“We are nature defending itself!” claim environmentalists across the world. The message of this punchline is clear: humans belong to nature. But who started seeing humans as distinct from nature? I recently watched an interview with Philippe Descola, author of Beyond Nature and Culture (2005)and a famous anthropologist who drew the “4 Ontologies” of Nature according to his ethnographies among Amazonian First Nations.
To sum up, in most civilisations across the world, including in Western culture, the view people have of the world comes from the dualist mindset. According to this ontology, we are all made of physical, tangible, and palpable matter. But we humans also have a soul, a spirit, which confers us dignity and empathy. According to a 2023 study, 83% of all American adults believe people have a soul or spirit in addition to their physical body. 83% of Americans are dualists.
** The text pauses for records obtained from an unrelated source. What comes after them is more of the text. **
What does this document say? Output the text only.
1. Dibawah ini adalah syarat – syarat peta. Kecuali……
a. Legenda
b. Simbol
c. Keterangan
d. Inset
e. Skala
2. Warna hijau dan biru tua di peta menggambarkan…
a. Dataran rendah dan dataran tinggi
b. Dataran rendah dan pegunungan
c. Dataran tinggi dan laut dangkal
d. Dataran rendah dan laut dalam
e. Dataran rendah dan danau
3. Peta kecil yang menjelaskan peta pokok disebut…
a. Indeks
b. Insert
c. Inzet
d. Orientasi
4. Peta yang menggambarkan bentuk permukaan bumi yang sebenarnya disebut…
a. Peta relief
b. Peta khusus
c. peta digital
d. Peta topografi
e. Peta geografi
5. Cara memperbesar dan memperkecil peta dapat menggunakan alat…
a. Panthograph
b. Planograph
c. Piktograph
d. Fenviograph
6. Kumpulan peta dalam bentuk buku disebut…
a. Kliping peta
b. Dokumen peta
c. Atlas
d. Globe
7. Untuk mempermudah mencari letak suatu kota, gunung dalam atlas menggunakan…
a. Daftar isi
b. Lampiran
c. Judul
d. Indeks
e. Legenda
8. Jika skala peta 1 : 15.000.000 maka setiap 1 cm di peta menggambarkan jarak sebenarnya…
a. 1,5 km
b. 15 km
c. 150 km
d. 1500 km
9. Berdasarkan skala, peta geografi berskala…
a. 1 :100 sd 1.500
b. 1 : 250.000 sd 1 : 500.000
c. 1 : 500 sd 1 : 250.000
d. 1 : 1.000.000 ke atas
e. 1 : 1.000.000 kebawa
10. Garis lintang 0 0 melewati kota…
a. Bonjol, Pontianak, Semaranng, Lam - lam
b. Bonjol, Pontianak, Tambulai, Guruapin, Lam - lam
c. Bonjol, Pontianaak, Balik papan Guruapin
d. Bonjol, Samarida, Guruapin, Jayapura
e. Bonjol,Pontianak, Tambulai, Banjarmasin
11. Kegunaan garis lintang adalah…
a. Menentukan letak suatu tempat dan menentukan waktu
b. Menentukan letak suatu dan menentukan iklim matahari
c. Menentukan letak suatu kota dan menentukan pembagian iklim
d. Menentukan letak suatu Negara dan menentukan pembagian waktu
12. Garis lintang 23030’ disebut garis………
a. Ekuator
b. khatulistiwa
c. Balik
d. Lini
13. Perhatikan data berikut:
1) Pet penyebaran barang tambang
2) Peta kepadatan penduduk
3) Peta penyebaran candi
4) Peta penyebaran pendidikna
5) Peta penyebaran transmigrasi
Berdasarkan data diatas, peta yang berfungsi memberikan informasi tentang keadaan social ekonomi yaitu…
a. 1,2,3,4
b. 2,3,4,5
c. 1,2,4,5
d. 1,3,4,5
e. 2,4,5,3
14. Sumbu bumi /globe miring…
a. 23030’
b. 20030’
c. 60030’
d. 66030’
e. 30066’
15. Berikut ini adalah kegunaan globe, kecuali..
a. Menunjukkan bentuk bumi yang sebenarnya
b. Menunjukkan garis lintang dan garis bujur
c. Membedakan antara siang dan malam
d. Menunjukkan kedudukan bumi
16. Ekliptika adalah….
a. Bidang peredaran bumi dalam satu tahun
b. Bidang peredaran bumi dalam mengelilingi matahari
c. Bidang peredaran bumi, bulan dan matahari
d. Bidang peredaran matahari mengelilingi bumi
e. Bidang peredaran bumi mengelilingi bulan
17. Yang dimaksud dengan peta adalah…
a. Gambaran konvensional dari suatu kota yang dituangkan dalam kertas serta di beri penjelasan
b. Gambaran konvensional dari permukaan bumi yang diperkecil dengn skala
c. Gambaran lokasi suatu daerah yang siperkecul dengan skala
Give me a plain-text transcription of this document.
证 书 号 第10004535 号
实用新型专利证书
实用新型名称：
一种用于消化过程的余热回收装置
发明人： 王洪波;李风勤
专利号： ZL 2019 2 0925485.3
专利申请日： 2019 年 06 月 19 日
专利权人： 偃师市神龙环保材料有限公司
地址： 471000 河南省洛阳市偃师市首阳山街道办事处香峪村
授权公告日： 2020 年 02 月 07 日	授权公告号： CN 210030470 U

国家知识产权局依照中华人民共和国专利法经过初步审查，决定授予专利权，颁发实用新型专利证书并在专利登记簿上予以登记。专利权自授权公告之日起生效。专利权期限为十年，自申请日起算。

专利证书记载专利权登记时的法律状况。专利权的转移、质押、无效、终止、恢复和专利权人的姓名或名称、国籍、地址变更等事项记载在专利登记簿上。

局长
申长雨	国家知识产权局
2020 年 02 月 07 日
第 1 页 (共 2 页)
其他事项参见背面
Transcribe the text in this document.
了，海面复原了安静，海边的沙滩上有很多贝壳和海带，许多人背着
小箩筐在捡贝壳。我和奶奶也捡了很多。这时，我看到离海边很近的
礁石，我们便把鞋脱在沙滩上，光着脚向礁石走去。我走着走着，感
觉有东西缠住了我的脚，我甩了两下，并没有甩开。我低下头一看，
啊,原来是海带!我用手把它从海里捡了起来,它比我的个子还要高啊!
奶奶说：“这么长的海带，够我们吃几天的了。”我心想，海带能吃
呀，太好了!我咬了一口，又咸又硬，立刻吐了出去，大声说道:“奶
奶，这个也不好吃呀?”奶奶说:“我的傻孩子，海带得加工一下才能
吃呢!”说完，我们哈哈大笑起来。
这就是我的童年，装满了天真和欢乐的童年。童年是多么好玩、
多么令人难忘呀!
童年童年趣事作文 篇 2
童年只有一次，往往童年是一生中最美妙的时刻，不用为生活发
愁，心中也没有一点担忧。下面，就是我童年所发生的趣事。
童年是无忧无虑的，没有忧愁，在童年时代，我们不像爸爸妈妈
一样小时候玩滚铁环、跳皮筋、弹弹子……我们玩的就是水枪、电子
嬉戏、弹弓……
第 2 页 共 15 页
Descola’s research invites us to see the bigger picture. To take a step back from 15 000 years of naturalism. What is naturalism? It is a vision of the world encompassed into dualism. Naturalism states that bodies are divided into two groups. And what draws the frontier between the two groups is the soul. Us, humans, have a spirit, unlike the other living species, the rocks or the rivers. So, humans and nature are different regarding the spiritual side, but are similar when it comes to matter: we are indeed made of the same atoms, the same 118 elements. On the contrary, some cultures, including those studied by Descola in South America developed an animist vision of the world: humans and nature are different when it comes to the physical side: the rock is hard while the human skin is soft, and a fish deep in the ocean has no chance of evolving in the same physical environment as an eagle in the mountains. But there is a spiritual continuity: a human can dream of being a fish at night, for example. In addition to naturalism and animism, 2 other conceptions state either two continuities, totemism, or two discontinuities, analogism.
15 millennia of naturalist impregnation.
Most of us almost never put into question naturalist ontology. It is probably the vision most agrarian civilizations have adopted since the birth of agriculture 15,000 years ago. This scheme impregnates all parts of our life. It shapes the way we speak: “he,” or “she,” has a soul, but “it” doesn’t. This ontology also shapes the way we rule: Western laws are based on a division between peoples and goods; the first are endowed with a juridical soul, whereas the second isn’t. For example, this division allowed the Christian Church to discriminate against non-Christians with the concept of “limpieza de sangre” (blood purity) starting in the XVIth century, stating that Christians have a soul, others don’t. This rule, first set in Toledo in 1449, opened the way for considering Jewish populations, then Black populations, or People from colonized countries as “savages,” meaning belonging to nature and therefore without souls.
Naturalist laws adopted a new turn in the XVIIth century: Dutch and British East India Companies became the first limited companies. This is a striking landmark in the birth of capitalism. For the first time, the ships carrying merchandise were not owned by a person, but by a company, which became “juridical persons”. Today, companies and States have “interests,” sometimes they “need help,” to sum up, they have a soul.
The human/nature dichotomy: the roots of dominations over ecosystems
As you’ve now become an expert of soul distribution, you may have noticed a certain inconsistency: the American flag is endowed with the great soul of the most powerful country of the world, while the cotton plant that produced the fabric isn’t endowed with anything.
This is the reason why being aware of this naturalist ontology is necessary. It is this view of the world that first allowed trade, then capitalism, and today the critical depletion of ecosystems.
Trading fish in exchange for wood planks is only possible if you state that there is a physical continuity between fish and wood. Then, accumulating capital made of “natural resources” is only morally acceptable if this nature doesn’t have a soul, while humans do, giving “he” or “she” the legitimacy to look for comfort and consumption.
At the end of the interview, Philippe Descola concluded with what can resonate as a challenge for young generations of students committed to building a better society: “the current situation would require enormous intellectual efforts to imagine institutions beyond the naturalist view”.
Thus, this is the final issue: will we be up to the task?